Sin embargo, sostiene que explicar el fenómeno solo por el algoritmo es insuficiente. Aunque la maquinaria digital ofrece soporte para la gobernanza, reducir el ascenso de Milei a la manipulación algorítmica despolitiza el proceso. Detrás hay crisis económicas, transformaciones culturales y un colapso de la representación. Pensar entonces que ganó únicamente «por TikTok» equivale a minimizar un fenómeno político y social más profundo, además de expresar nostalgia por el viejo orden mediado por partidos, expertos y diarios.
Milei,apunta Bechara, no es una anomalía ni un accidente democrático, sino el resultado lógico de un régimen representativo agotado. Su éxito no radica en ofrecer un futuro mejor, sino en encarnar un canal afectivo de acompañamiento en la catástrofe.
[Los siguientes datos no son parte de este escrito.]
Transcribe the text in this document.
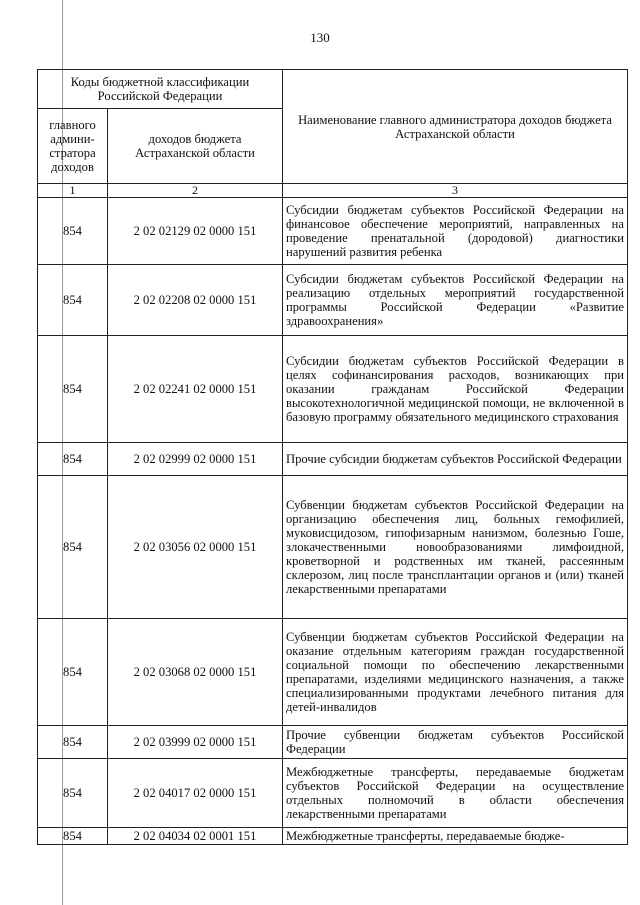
130
Коды бюджетной классификации Российской Федерации		Наименование главного администратора доходов бюджета Астраханской области
главного админи-стратора доходов	доходов бюджета Астраханской области	
1	2	3
854	2 02 02129 02 0000 151	Субсидии бюджетам субъектов Российской Федерации на финансовое обеспечение мероприятий, направленных на проведение пренатальной (дородовой) диагностики нарушений развития ребенка
854	2 02 02208 02 0000 151	Субсидии бюджетам субъектов Российской Федерации на реализацию отдельных мероприятий государственной программы Российской Федерации «Развитие здравоохранения»
854	2 02 02241 02 0000 151	Субсидии бюджетам субъектов Российской Федерации в целях софинансирования расходов, возникающих при оказании гражданам Российской Федерации высокотехнологичной медицинской помощи, не включенной в базовую программу обязательного медицинского страхования
854	2 02 02999 02 0000 151	Прочие субсидии бюджетам субъектов Российской Федерации
854	2 02 03056 02 0000 151	Субвенции бюджетам субъектов Российской Федерации на организацию обеспечения лиц, больных гемофилией, муковисцидозом, гипофизарным нанизмом, болезнью Гоше, злокачественными новообразованиями лимфоидной, кроветворной и родственных им тканей, рассеянным склерозом, лиц после трансплантации органов и (или) тканей лекарственными препаратами
854	2 02 03068 02 0000 151	Субвенции бюджетам субъектов Российской Федерации на оказание отдельным категориям граждан государственной социальной помощи по обеспечению лекарственными препаратами, изделиями медицинского назначения, а также специализированными продуктами лечебного питания для детей-инвалидов
854	2 02 03999 02 0000 151	Прочие субвенции бюджетам субъектов Российской Федерации
854	2 02 04017 02 0000 151	Межбюджетные трансферты, передаваемые бюджетам субъектов Российской Федерации на осуществление отдельных полномочий в области обеспечения лекарственными препаратами
854	2 02 04034 02 0001 151	Межбюджетные трансферты, передаваемые бюдже-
Funciona como consuelo más que como líder: un medio que se confunde con la pantalla misma. En esta etapa, la democracia liberal, corroída por sus propias promesas incumplidas, ya no produce ciudadanos, sino audiencias. Esto la lleva a sostener que el contrato social es reemplazado por un contrato emocional, y la política por la gestión de identidades y narrativas digitales.
Lo inquietante no es tanto lo que Milei dice, sino lo que revela: que en el núcleo de la democracia liberal se incubaba un deseo desesperado de autenticidad, ahora canalizado por la figura del influencer. La pregunta que deja abierta esta circunstancia es si, en un mundo saturado de imágenes y performances, lo político puede volver a representarse. El problema —señala—no es que Milei sea un influencer, sino que hoy el poder no parece poder ser otra cosa.